Public and private markets can provide different pathways to wealth accumulation.

What are the differences between public and private markets? One of the defining features of public markets is their accessibility. Public markets are where most stocks and bonds trade. They are highly inclusive and can open up investment opportunities to a wide spectrum of investors. Private markets, on the other hand, are a way of describing a broad set of alternatives to a traditional portfolio of publicly traded stocks and bonds. Private market investments include things like private equity, private credit, real assets, real estate investment trusts, or REITs, and commodities. Private market investments have traditionally been the domain of institutional and high net worth investors. That said, the market for private investments is expanding, and a growing number of strategies are becoming available for individual investors.

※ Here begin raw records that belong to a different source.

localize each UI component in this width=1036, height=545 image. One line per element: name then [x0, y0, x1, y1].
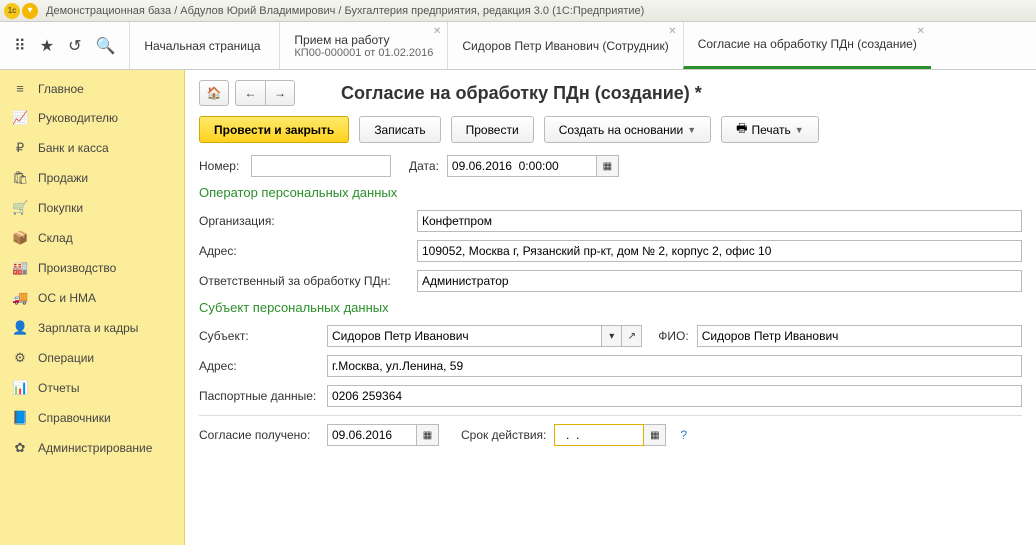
help-icon[interactable]: ? — [680, 428, 687, 442]
print-button[interactable]: 🖶Печать▼ — [721, 116, 819, 143]
create-based-button[interactable]: Создать на основании▼ — [544, 116, 711, 143]
org-label: Организация: — [199, 214, 409, 228]
passport-label: Паспортные данные: — [199, 389, 319, 403]
number-label: Номер: — [199, 159, 243, 173]
ruble-icon: ₽ — [12, 140, 28, 156]
fio-label: ФИО: — [658, 329, 688, 343]
tab-start-page[interactable]: Начальная страница — [129, 22, 279, 69]
number-input[interactable] — [251, 155, 391, 177]
chevron-down-icon: ▼ — [687, 125, 696, 135]
apps-icon[interactable]: ⠿ — [14, 36, 26, 56]
subject-address-label: Адрес: — [199, 359, 319, 373]
sidebar-item-operations[interactable]: ⚙Операции — [0, 343, 184, 373]
bag-icon: 🛍 — [12, 170, 28, 186]
sidebar: ≡Главное 📈Руководителю ₽Банк и касса 🛍Пр… — [0, 70, 185, 545]
calendar-icon[interactable]: ▦ — [417, 424, 439, 446]
printer-icon: 🖶 — [736, 119, 747, 140]
sidebar-item-hr[interactable]: 👤Зарплата и кадры — [0, 313, 184, 343]
post-and-close-button[interactable]: Провести и закрыть — [199, 116, 349, 143]
tab-hire[interactable]: Прием на работу КП00-000001 от 01.02.201… — [279, 22, 447, 69]
responsible-label: Ответственный за обработку ПДн: — [199, 274, 409, 288]
consent-date-input[interactable] — [327, 424, 417, 446]
consent-received-label: Согласие получено: — [199, 428, 319, 442]
post-button[interactable]: Провести — [451, 116, 534, 143]
sidebar-item-manager[interactable]: 📈Руководителю — [0, 103, 184, 133]
truck-icon: 🚚 — [12, 290, 28, 306]
history-icon[interactable]: ↺ — [68, 36, 81, 56]
sidebar-item-warehouse[interactable]: 📦Склад — [0, 223, 184, 253]
open-icon[interactable]: ↗ — [622, 325, 642, 347]
responsible-input[interactable] — [417, 270, 1022, 292]
sidebar-item-production[interactable]: 🏭Производство — [0, 253, 184, 283]
sidebar-item-main[interactable]: ≡Главное — [0, 74, 184, 103]
settings-icon: ✿ — [12, 440, 28, 456]
person-icon: 👤 — [12, 320, 28, 336]
window-titlebar: 1c ▾ Демонстрационная база / Абдулов Юри… — [0, 0, 1036, 22]
cart-icon: 🛒 — [12, 200, 28, 216]
org-input[interactable] — [417, 210, 1022, 232]
tab-employee[interactable]: Сидоров Петр Иванович (Сотрудник) ✕ — [447, 22, 682, 69]
separator — [199, 415, 1022, 416]
sidebar-item-bank[interactable]: ₽Банк и касса — [0, 133, 184, 163]
calendar-icon[interactable]: ▦ — [597, 155, 619, 177]
section-subject-title: Субъект персональных данных — [199, 300, 1022, 315]
tab-consent[interactable]: Согласие на обработку ПДн (создание) ✕ — [683, 22, 931, 69]
sidebar-item-assets[interactable]: 🚚ОС и НМА — [0, 283, 184, 313]
close-icon[interactable]: ✕ — [916, 26, 924, 37]
validity-date-input[interactable] — [554, 424, 644, 446]
calendar-icon[interactable]: ▦ — [644, 424, 666, 446]
sidebar-item-reports[interactable]: 📊Отчеты — [0, 373, 184, 403]
date-input[interactable] — [447, 155, 597, 177]
content-area: 🏠 ← → Согласие на обработку ПДн (создани… — [185, 70, 1036, 545]
sidebar-item-admin[interactable]: ✿Администрирование — [0, 433, 184, 463]
gear-icon: ⚙ — [12, 350, 28, 366]
operator-address-label: Адрес: — [199, 244, 409, 258]
close-icon[interactable]: ✕ — [433, 26, 441, 37]
sidebar-item-sales[interactable]: 🛍Продажи — [0, 163, 184, 193]
home-button[interactable]: 🏠 — [199, 80, 229, 106]
fio-input[interactable] — [697, 325, 1022, 347]
section-operator-title: Оператор персональных данных — [199, 185, 1022, 200]
window-title: Демонстрационная база / Абдулов Юрий Вла… — [46, 5, 644, 17]
passport-input[interactable] — [327, 385, 1022, 407]
search-icon[interactable]: 🔍 — [95, 36, 115, 56]
subject-input[interactable] — [327, 325, 602, 347]
validity-label: Срок действия: — [461, 428, 546, 442]
chart-icon: 📈 — [12, 110, 28, 126]
factory-icon: 🏭 — [12, 260, 28, 276]
box-icon: 📦 — [12, 230, 28, 246]
chevron-down-icon: ▼ — [795, 125, 804, 135]
sidebar-item-catalogs[interactable]: 📘Справочники — [0, 403, 184, 433]
window-min-icon[interactable]: ▾ — [22, 3, 38, 19]
subject-address-input[interactable] — [327, 355, 1022, 377]
close-icon[interactable]: ✕ — [668, 26, 676, 37]
app-logo-icon: 1c — [4, 3, 20, 19]
subject-label: Субъект: — [199, 329, 319, 343]
page-title: Согласие на обработку ПДн (создание) * — [341, 83, 702, 104]
back-button[interactable]: ← — [235, 80, 265, 106]
star-icon[interactable]: ★ — [40, 36, 54, 56]
date-label: Дата: — [409, 159, 439, 173]
menu-icon: ≡ — [12, 81, 28, 96]
book-icon: 📘 — [12, 410, 28, 426]
tab-bar: ⠿ ★ ↺ 🔍 Начальная страница Прием на рабо… — [0, 22, 1036, 70]
report-icon: 📊 — [12, 380, 28, 396]
dropdown-icon[interactable]: ▾ — [602, 325, 622, 347]
tabbar-tools: ⠿ ★ ↺ 🔍 — [0, 22, 129, 69]
save-button[interactable]: Записать — [359, 116, 440, 143]
operator-address-input[interactable] — [417, 240, 1022, 262]
forward-button[interactable]: → — [265, 80, 295, 106]
sidebar-item-purchases[interactable]: 🛒Покупки — [0, 193, 184, 223]
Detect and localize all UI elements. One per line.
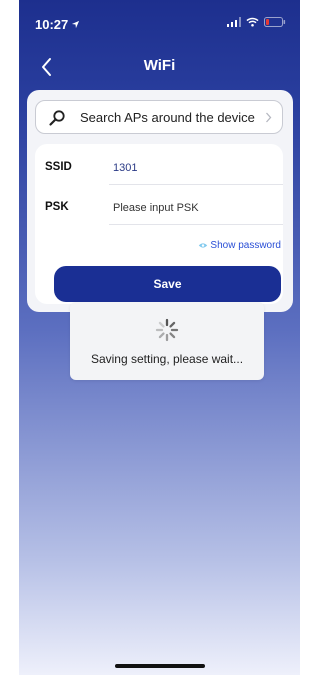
status-bar: 10:27 [19, 0, 300, 48]
phone-screen: 10:27 WiFi Search APs around the device … [19, 0, 300, 675]
search-aps-label: Search APs around the device [80, 110, 255, 125]
chevron-right-icon [266, 112, 272, 123]
show-password-label: Show password [210, 240, 281, 251]
ssid-input[interactable]: 1301 [113, 162, 137, 174]
nav-bar: WiFi [19, 48, 300, 86]
signal-icon [227, 17, 241, 27]
show-password-toggle[interactable]: Show password [198, 240, 281, 251]
save-button[interactable]: Save [54, 266, 281, 302]
page-title: WiFi [143, 57, 176, 74]
psk-input[interactable]: Please input PSK [113, 202, 199, 214]
spinner-icon [155, 318, 179, 342]
search-icon [49, 110, 65, 126]
status-icons [227, 17, 286, 27]
psk-label: PSK [45, 201, 69, 213]
ssid-underline [109, 184, 283, 185]
search-aps-button[interactable]: Search APs around the device [35, 100, 283, 134]
location-arrow-icon [72, 20, 80, 29]
battery-icon [264, 17, 286, 27]
time-text: 10:27 [35, 17, 69, 32]
toast-message: Saving setting, please wait... [90, 352, 244, 366]
wifi-icon [246, 17, 259, 27]
eye-icon [199, 243, 208, 248]
status-time: 10:27 [35, 17, 80, 32]
saving-toast: Saving setting, please wait... [70, 302, 264, 380]
ssid-label: SSID [45, 161, 72, 173]
psk-underline [109, 224, 283, 225]
home-indicator [115, 664, 205, 668]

Public and private markets differ in the level of regulatory oversight they are subject to. Publicly traded companies must meet robust disclosure requirements to keep investors well-informed about their financial health, while private companies operate with a higher degree of flexibility and reduced regulatory oversight.

Public markets are synonymous with liquidity. The ease with which assets can be bought or sold in public markets provides investors with flexibility and the ability to respond swiftly to market changes. In contrast, selling a stake in a private investment might take some time and effort, like finding an unmarked trail back to the main road. Private markets can offer unique investment opportunities for individual investors. Investors should work with their financial advisors to determine the suitability of private market investments in their portfolios.